Cheteshwar Pujara has come out in defence of his teammate R Ashwin, who despite bowling on a surface that had plenty of footmarks and was assisting spin, could only manage the solitary wicket of Ben Stokes in the 35 overs he bowled on Day 3 in Southampton.
Ashwin has been troubled by a hip injury which he suffered in the previous Test at Trent Bridge, and though he beat the outside edge of the batsmen on regular intervals, the wickets column didn't have much to show for.
"I don't think he (Ashwin) had a bad day. He didn't get too many wickets but he still kept on bowling in the right areas," Pujara said.
"Sometimes as a bowler you do have such days when you're bowling well but you might not end up picking too many wickets. So someone like him ... I think he is a clever bowler and he has done really well for us throughout the domestic season and even overseas, so I don't think he has bowled badly at all.
"The pitch has slowed down a lot and that might be the reason some of his balls didn't go through as much as he might have wanted."
The hosts ended the third day with their noses slightly in front on 260 for 8 and an overall lead of 233. It was a long day for the Indians in the field with the England batsmen finally showing the patience and grit which was missing in their first innings.
Pujara, however, did not think that it necessarily was a tough day for the visitors, insisting that with the surface slowing down, batting should get slightly easier.
"I don't think it was a tough day for us," Pujara said. "Looking at the pitch, it has slowed down a bit. Looks like it's slightly easier to bat and maybe we have got a lot of experience playing in such conditions back home, [something] our batsmen would have realised.
"We have played on such wickets in India that tend to slow down as the game progresses. And even the bounce is low, so most of our batters are used to such bounce and that could be in our favour in the second innings."
After bundling out England for 246 in the first innings, India were going strong at 161 for 3 at one stage, but a spectacular collapse saw them slip to 195 for 8 before Pujara forged crucial partnerships with Ishant Sharma and Jasprit Bumrah helping them gain a slender 27-run lead.
Pujara conceded that the Indians should have batted a lot better in the first dig but was confident they will be able to chase down any score in the fourth innings.
"We started off well in the first innings but we lost too many wickets in the middle phase. If we had batted well, we would have got 100 or 150-run lead, but that is something in the past," Pujara said.
"But all the batsmen have realised what they need to do and I think we will put up a good show in the second innings and bowl them out early tomorrow."
With a brilliant 132*, Pujara also silenced a lot of his critics who have been doubting his overseas credentials. He applied himself all through the innings, and despite seeing wickets tumble at the other end, did not once lose focus.

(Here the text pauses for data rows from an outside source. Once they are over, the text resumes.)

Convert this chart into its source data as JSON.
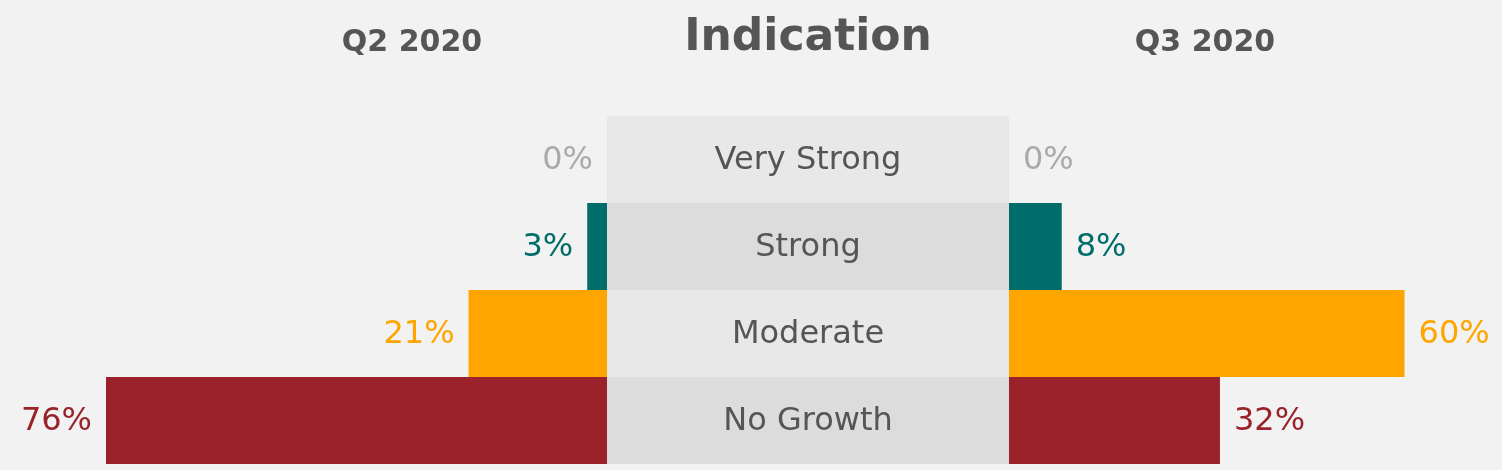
{
  "chart_data": [
    {
      "type": "bar",
      "orientation": "horizontal",
      "title": "Q2 2020",
      "ylabel": "Indication",
      "categories": [
        "Very Strong",
        "Strong",
        "Moderate",
        "No Growth"
      ],
      "values": [
        0,
        3,
        21,
        76
      ],
      "value_labels": [
        "0%",
        "3%",
        "21%",
        "76%"
      ],
      "colors": [
        "#aaaaaa",
        "#006d6a",
        "#ffa500",
        "#9a232b"
      ]
    },
    {
      "type": "bar",
      "orientation": "horizontal",
      "title": "Q3 2020",
      "values": [
        0,
        8,
        60,
        32
      ],
      "value_labels": [
        "0%",
        "8%",
        "60%",
        "32%"
      ],
      "colors": [
        "#aaaaaa",
        "#006d6a",
        "#ffa500",
        "#9a232b"
      ]
    }
  ]
}
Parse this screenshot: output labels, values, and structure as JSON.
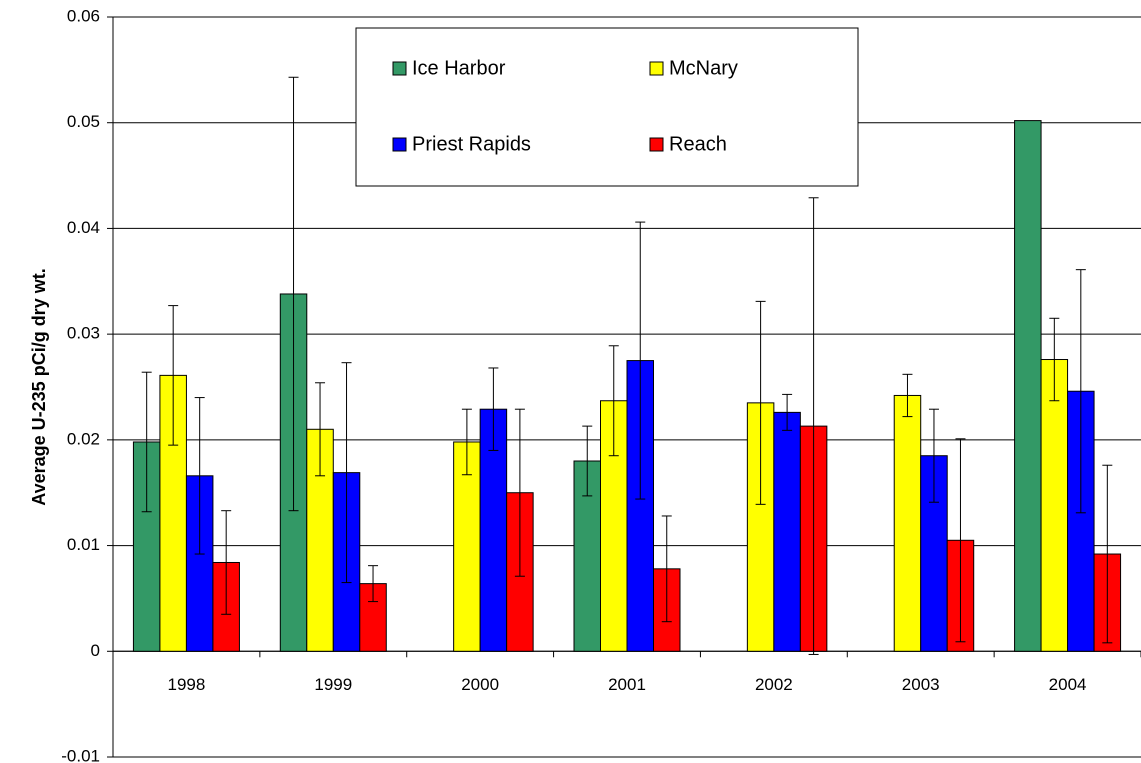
{
  "chart_data": {
    "type": "bar",
    "y_label": "Average U-235 pCi/g dry wt.",
    "categories": [
      "1998",
      "1999",
      "2000",
      "2001",
      "2002",
      "2003",
      "2004"
    ],
    "series": [
      {
        "name": "Ice Harbor",
        "color": "#339966",
        "values": [
          0.0198,
          0.0338,
          null,
          0.018,
          null,
          null,
          0.0502
        ],
        "errors": [
          0.0066,
          0.0205,
          null,
          0.0033,
          null,
          null,
          null
        ]
      },
      {
        "name": "McNary",
        "color": "#ffff00",
        "values": [
          0.0261,
          0.021,
          0.0198,
          0.0237,
          0.0235,
          0.0242,
          0.0276
        ],
        "errors": [
          0.0066,
          0.0044,
          0.0031,
          0.0052,
          0.0096,
          0.002,
          0.0039
        ]
      },
      {
        "name": "Priest Rapids",
        "color": "#0000ff",
        "values": [
          0.0166,
          0.0169,
          0.0229,
          0.0275,
          0.0226,
          0.0185,
          0.0246
        ],
        "errors": [
          0.0074,
          0.0104,
          0.0039,
          0.0131,
          0.0017,
          0.0044,
          0.0115
        ]
      },
      {
        "name": "Reach",
        "color": "#ff0000",
        "values": [
          0.0084,
          0.0064,
          0.015,
          0.0078,
          0.0213,
          0.0105,
          0.0092
        ],
        "errors": [
          0.0049,
          0.0017,
          0.0079,
          0.005,
          0.0216,
          0.0096,
          0.0084
        ]
      }
    ],
    "ylim": [
      -0.01,
      0.06
    ],
    "yticks": [
      -0.01,
      0,
      0.01,
      0.02,
      0.03,
      0.04,
      0.05,
      0.06
    ],
    "grid": true,
    "legend": "top"
  }
}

The 30-year-old, who made an important 72 in the last Test as well, credited his success here to scoring runs in the previous outing.
"The most important thing was to score some runs in the last Test match," Pujara said. "I had been batting well throughout the season, although I didn't get too many runs in county cricket, but I was playing on some challenging wickets and sometimes, even if everything is correct, you do get out.

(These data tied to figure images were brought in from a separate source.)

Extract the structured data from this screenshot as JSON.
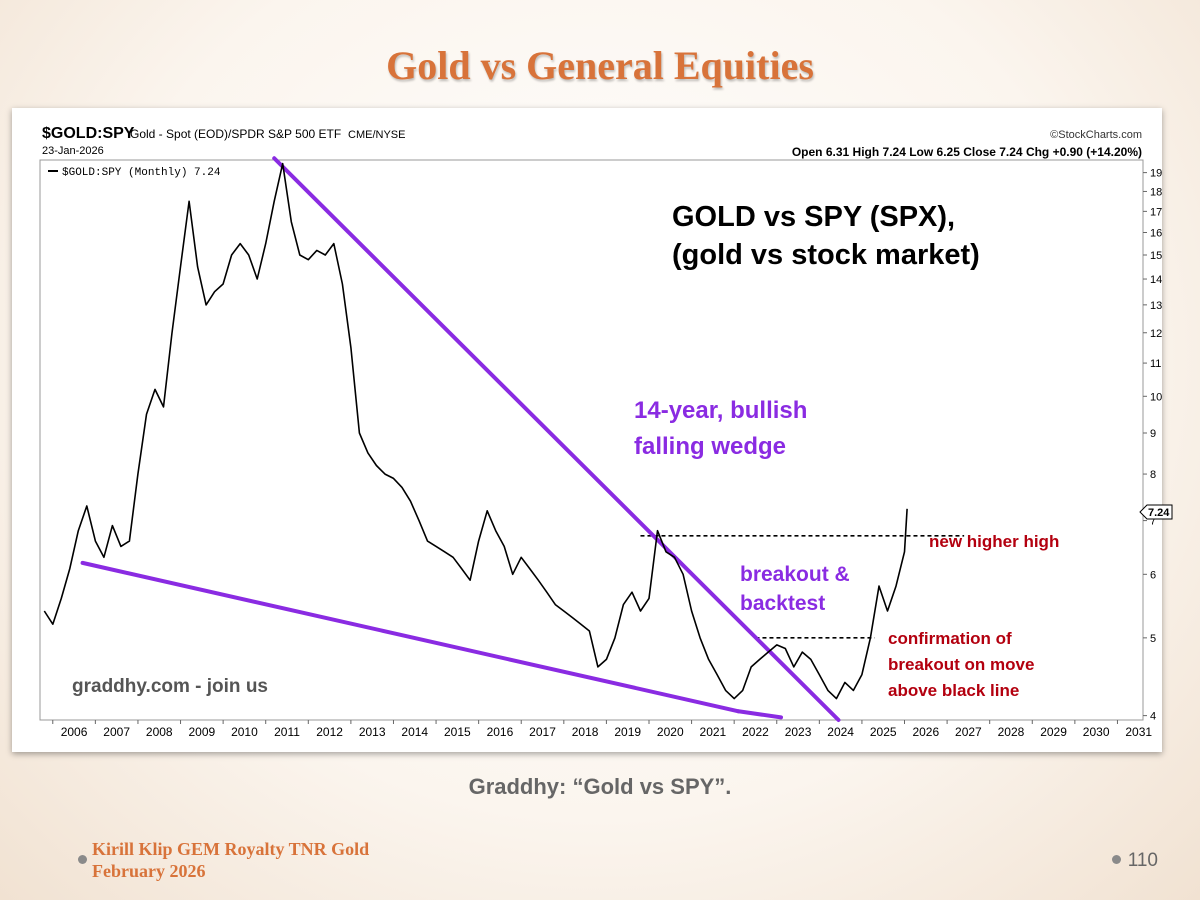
{
  "slide": {
    "title": "Gold vs General Equities",
    "caption": "Graddhy: “Gold vs SPY”.",
    "footer_line1": "Kirill Klip GEM Royalty TNR Gold",
    "footer_line2": "February 2026",
    "page_number": "110"
  },
  "chart_header": {
    "symbol": "$GOLD:SPY",
    "description": "Gold - Spot (EOD)/SPDR S&P 500 ETF",
    "exchange": "CME/NYSE",
    "date": "23-Jan-2026",
    "source": "©StockCharts.com",
    "ohlc": "Open 6.31  High 7.24  Low 6.25  Close 7.24  Chg +0.90 (+14.20%)",
    "legend": "$GOLD:SPY (Monthly) 7.24",
    "last_value_tag": "7.24"
  },
  "annotations": {
    "title_line1": "GOLD vs SPY (SPX),",
    "title_line2": "(gold vs stock market)",
    "wedge_line1": "14-year, bullish",
    "wedge_line2": "falling wedge",
    "breakout_line1": "breakout &",
    "breakout_line2": "backtest",
    "higher_high": "new higher high",
    "confirm_line1": "confirmation of",
    "confirm_line2": "breakout on move",
    "confirm_line3": "above black line",
    "watermark": "graddhy.com - join us"
  },
  "colors": {
    "accent_orange": "#d8733a",
    "wedge_purple": "#8a2be2",
    "annotation_red": "#b3000f",
    "price_line": "#000000"
  },
  "chart_data": {
    "type": "line",
    "scale": "log",
    "x_ticks": [
      2006,
      2007,
      2008,
      2009,
      2010,
      2011,
      2012,
      2013,
      2014,
      2015,
      2016,
      2017,
      2018,
      2019,
      2020,
      2021,
      2022,
      2023,
      2024,
      2025,
      2026,
      2027,
      2028,
      2029,
      2030,
      2031
    ],
    "y_ticks": [
      4,
      5,
      6,
      7,
      8,
      9,
      10,
      11,
      12,
      13,
      14,
      15,
      16,
      17,
      18,
      19
    ],
    "xlim": [
      2005.7,
      2031.6
    ],
    "ylim": [
      3.95,
      19.7
    ],
    "series": [
      {
        "name": "$GOLD:SPY (Monthly) 7.24",
        "x": [
          2005.8,
          2006.0,
          2006.2,
          2006.4,
          2006.6,
          2006.8,
          2007.0,
          2007.2,
          2007.4,
          2007.6,
          2007.8,
          2008.0,
          2008.2,
          2008.4,
          2008.6,
          2008.8,
          2009.0,
          2009.2,
          2009.4,
          2009.6,
          2009.8,
          2010.0,
          2010.2,
          2010.4,
          2010.6,
          2010.8,
          2011.0,
          2011.2,
          2011.4,
          2011.6,
          2011.8,
          2012.0,
          2012.2,
          2012.4,
          2012.6,
          2012.8,
          2013.0,
          2013.2,
          2013.4,
          2013.6,
          2013.8,
          2014.0,
          2014.2,
          2014.4,
          2014.6,
          2014.8,
          2015.0,
          2015.2,
          2015.4,
          2015.6,
          2015.8,
          2016.0,
          2016.2,
          2016.4,
          2016.6,
          2016.8,
          2017.0,
          2017.2,
          2017.4,
          2017.6,
          2017.8,
          2018.0,
          2018.2,
          2018.4,
          2018.6,
          2018.8,
          2019.0,
          2019.2,
          2019.4,
          2019.6,
          2019.8,
          2020.0,
          2020.2,
          2020.4,
          2020.6,
          2020.8,
          2021.0,
          2021.2,
          2021.4,
          2021.6,
          2021.8,
          2022.0,
          2022.2,
          2022.4,
          2022.6,
          2022.8,
          2023.0,
          2023.2,
          2023.4,
          2023.6,
          2023.8,
          2024.0,
          2024.2,
          2024.4,
          2024.6,
          2024.8,
          2025.0,
          2025.2,
          2025.4,
          2025.6,
          2025.8,
          2026.0,
          2026.06
        ],
        "values": [
          5.4,
          5.2,
          5.6,
          6.1,
          6.8,
          7.3,
          6.6,
          6.3,
          6.9,
          6.5,
          6.6,
          8.0,
          9.5,
          10.2,
          9.7,
          12.0,
          14.5,
          17.5,
          14.5,
          13.0,
          13.5,
          13.8,
          15.0,
          15.5,
          15.0,
          14.0,
          15.5,
          17.5,
          19.5,
          16.5,
          15.0,
          14.8,
          15.2,
          15.0,
          15.5,
          13.8,
          11.5,
          9.0,
          8.5,
          8.2,
          8.0,
          7.9,
          7.7,
          7.4,
          7.0,
          6.6,
          6.5,
          6.4,
          6.3,
          6.1,
          5.9,
          6.6,
          7.2,
          6.8,
          6.5,
          6.0,
          6.3,
          6.1,
          5.9,
          5.7,
          5.5,
          5.4,
          5.3,
          5.2,
          5.1,
          4.6,
          4.7,
          5.0,
          5.5,
          5.7,
          5.4,
          5.6,
          6.8,
          6.4,
          6.3,
          6.0,
          5.4,
          5.0,
          4.7,
          4.5,
          4.3,
          4.2,
          4.3,
          4.6,
          4.7,
          4.8,
          4.9,
          4.85,
          4.6,
          4.8,
          4.7,
          4.5,
          4.3,
          4.2,
          4.4,
          4.3,
          4.5,
          5.0,
          5.8,
          5.4,
          5.8,
          6.4,
          7.24
        ]
      }
    ],
    "trendlines": [
      {
        "name": "wedge-upper",
        "from": [
          2011.2,
          19.8
        ],
        "to": [
          2024.45,
          3.95
        ]
      },
      {
        "name": "wedge-lower",
        "from": [
          2006.7,
          6.2
        ],
        "to": [
          2022.1,
          4.05
        ]
      },
      {
        "name": "wedge-lower-ext",
        "from": [
          2022.1,
          4.05
        ],
        "to": [
          2023.1,
          3.98
        ]
      }
    ],
    "levels": [
      {
        "name": "higher-high-line",
        "y": 6.7,
        "x_from": 2019.8,
        "x_to": 2027.4
      },
      {
        "name": "confirmation-line",
        "y": 5.0,
        "x_from": 2022.5,
        "x_to": 2025.3
      }
    ]
  }
}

"So I just accepted that fact and kept working on my game. I don't think there was anything wrong with my technique or with my game. I just trusted it and it eventually paid [off] in the last Test match and once I got fifty, I knew I was up for a big one."
"We've got plenty to work with already": Buttler
Jos Buttler once again proved his worth in the England Test side with a solid 69 as the hosts ended Day 3 on a high. The wicketkeeper-batsman recorded crucial stands of 56 and 55 with Ben Stokes and Sam Curran respectively to help England reach 260 for 8 at stumps and an overall lead of 233.
Following his efforts at the end of the third day, Buttler was confident that England already have enough to work with but said that a lead of over 250 will be ideal.
"We've got plenty to work with already but anything about 250 would be a great number to try and eke out tomorrow morning. That would give us plenty of runs on a challenging pitch," he told SkySports following the day's play.
"You go through phases batting on this pitch - at times it feels like a good wicket but then a couple of balls will spin from the rough and then you find it harder for a bit. A few have kept a bit lower and brought the stumps into play as well.
"You are always trying to find the right balance between attack and defence. We got it wrong in the first innings and it was an obvious one to address for the second innings. But you've got to look to score runs, especially in a low-scoring game like this one."
Buttler was also effusive in praise of Sam Curran who followed his 78 in the first innings with an unbeaten 37. Curran is already England's second-highest scorer of the series with 242 runs despite not featuring in the Trent Bridge Test.
"He is suited to international cricket," Buttler said of Curran.
"He's never looked over-awed, he's always up for the fight and never wants to take a backwards step. It's been a promising start and hopefully he can kick on."